Pour l’essentiel cette oligarchie militaro-affairiste s’est accaparée de tous les leviers de commande de l’Etat pour en faire un instrument d’enrichissement personnel. A tel point que le recyclage de tout ce personnel comme système d’ »enrégimentement » de l’Etat a atteint les limites de sa capacité de se régénérer pour laisser place au délabrement de presque toutes les structures étatiques.

Au point que l’Etat comme organisation de souveraineté s’est accommodé des pratiques mafieuses. L’exemple de la corruption généralisée le plus connu est incontestablement l’affaire de la cocaïne qui a dévoilé la responsabilité des hauts fonctionnaires de l’Etat. En prenant en considération la libération de la parole du peuple dont est synonyme l’occupation de l’espace public par la société civile, il ressort que l’entre-coup du mouvement populaire est une réaction salutaire contre des dirigeants pourris et de surcroît répressifs et parfois sanguinaires envers la population.

En effet, ce tableau très peu reluisant du système FLN postindépendance que combattent les Algériens ouvre la perspective de la construction d’un Etat démocratique sous les décombres de l’ancien système agonisant. Il se laisse dire que les contingents des contestataires sont diversement affiliés des principaux courants politiques: les Démocrates, les islamistes et les Nationalitaires. Il est certain qu’après l’expérience catastrophique de Daech, le courant islamiste algérien n’a plus la même aura que dans les années 80/90 et que la faillite du Califat ainsi la tournure dictatoriale de l’AKP en Turquie limitent considérablement les prétentions de l’Islam politique. Nous avons à plusieurs reprises montré les limites de l’islam politique lorsqu’il s’agit du pouvoir de l’Etat.

Sauf erreur, il n’y a jamais eu une expérience positive de l’islam dans l’exercice du pouvoir de l’Etat qui a généralement débouché sur la dictature absolue. Au plus, même en tant qu’alliés, les Islamistes finissent par trahir la « cause du peuple » comme ce fut le cas en Iran lorsque l’Ayatollah Al Khomeini a décidé d’éliminer le président Bani Sadr élu au suffrage universel et représentant d’un courant très modéré de l’islam persan. Pour asseoir son pouvoir, il n’hésita pas une fois le shah éliminé à pourchasser les communistes qui étaient pourtant des alliés de la révolution iranienne.

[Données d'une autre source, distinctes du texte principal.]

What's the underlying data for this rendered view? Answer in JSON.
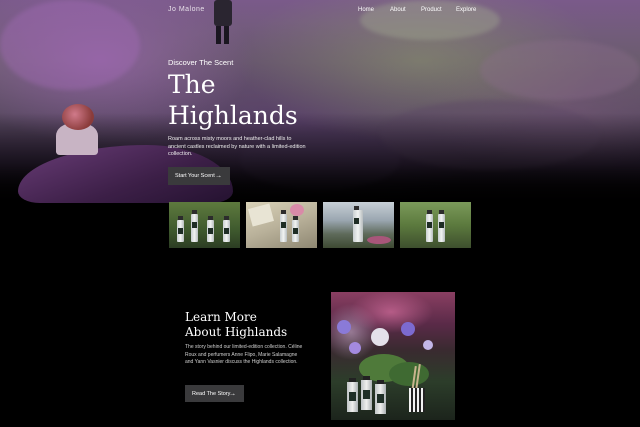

Il est tout naturel que l’islam politique miné dès l’origine par la querelle du pouvoir (Fitna) n’a jamais pu atteindre la maturité requise d’une démocratie considérée par les islamistes radicaux aussi bien dans le raisonnement (Munaza’a) que dans ses structures fonctionnelles, d’impie. A la limite, seule, il reste l’expérience tunsienne qui patauge dans des considérations dithyrambiques.

A cette fin, l’acte inaugural d’une vraie démocratie algérienne doit veiller à ce que les Islamistes adhèrent nécessairement au pacte consensuel et ils doivent être les cosignataires avec le courant des Démocrates algériens d’une charte donnant naissance à un Etat libre et démocratique tel qu’il est voulu par la rue algérienne.

Du coup, ce minimum requis nous impose une vigilance accrue pour que le pacte porte le sceau d’une adhésion totale au projet d’une société libre. Il reste qu’en remplacement de l’Etat national jacobin, la forme et la structure de l’Etat doivent être discutées pour faire valoir l’option la plus commode pour servir le peuple et uniquement le peuple. Et ce qui n’est pas une mince affaire.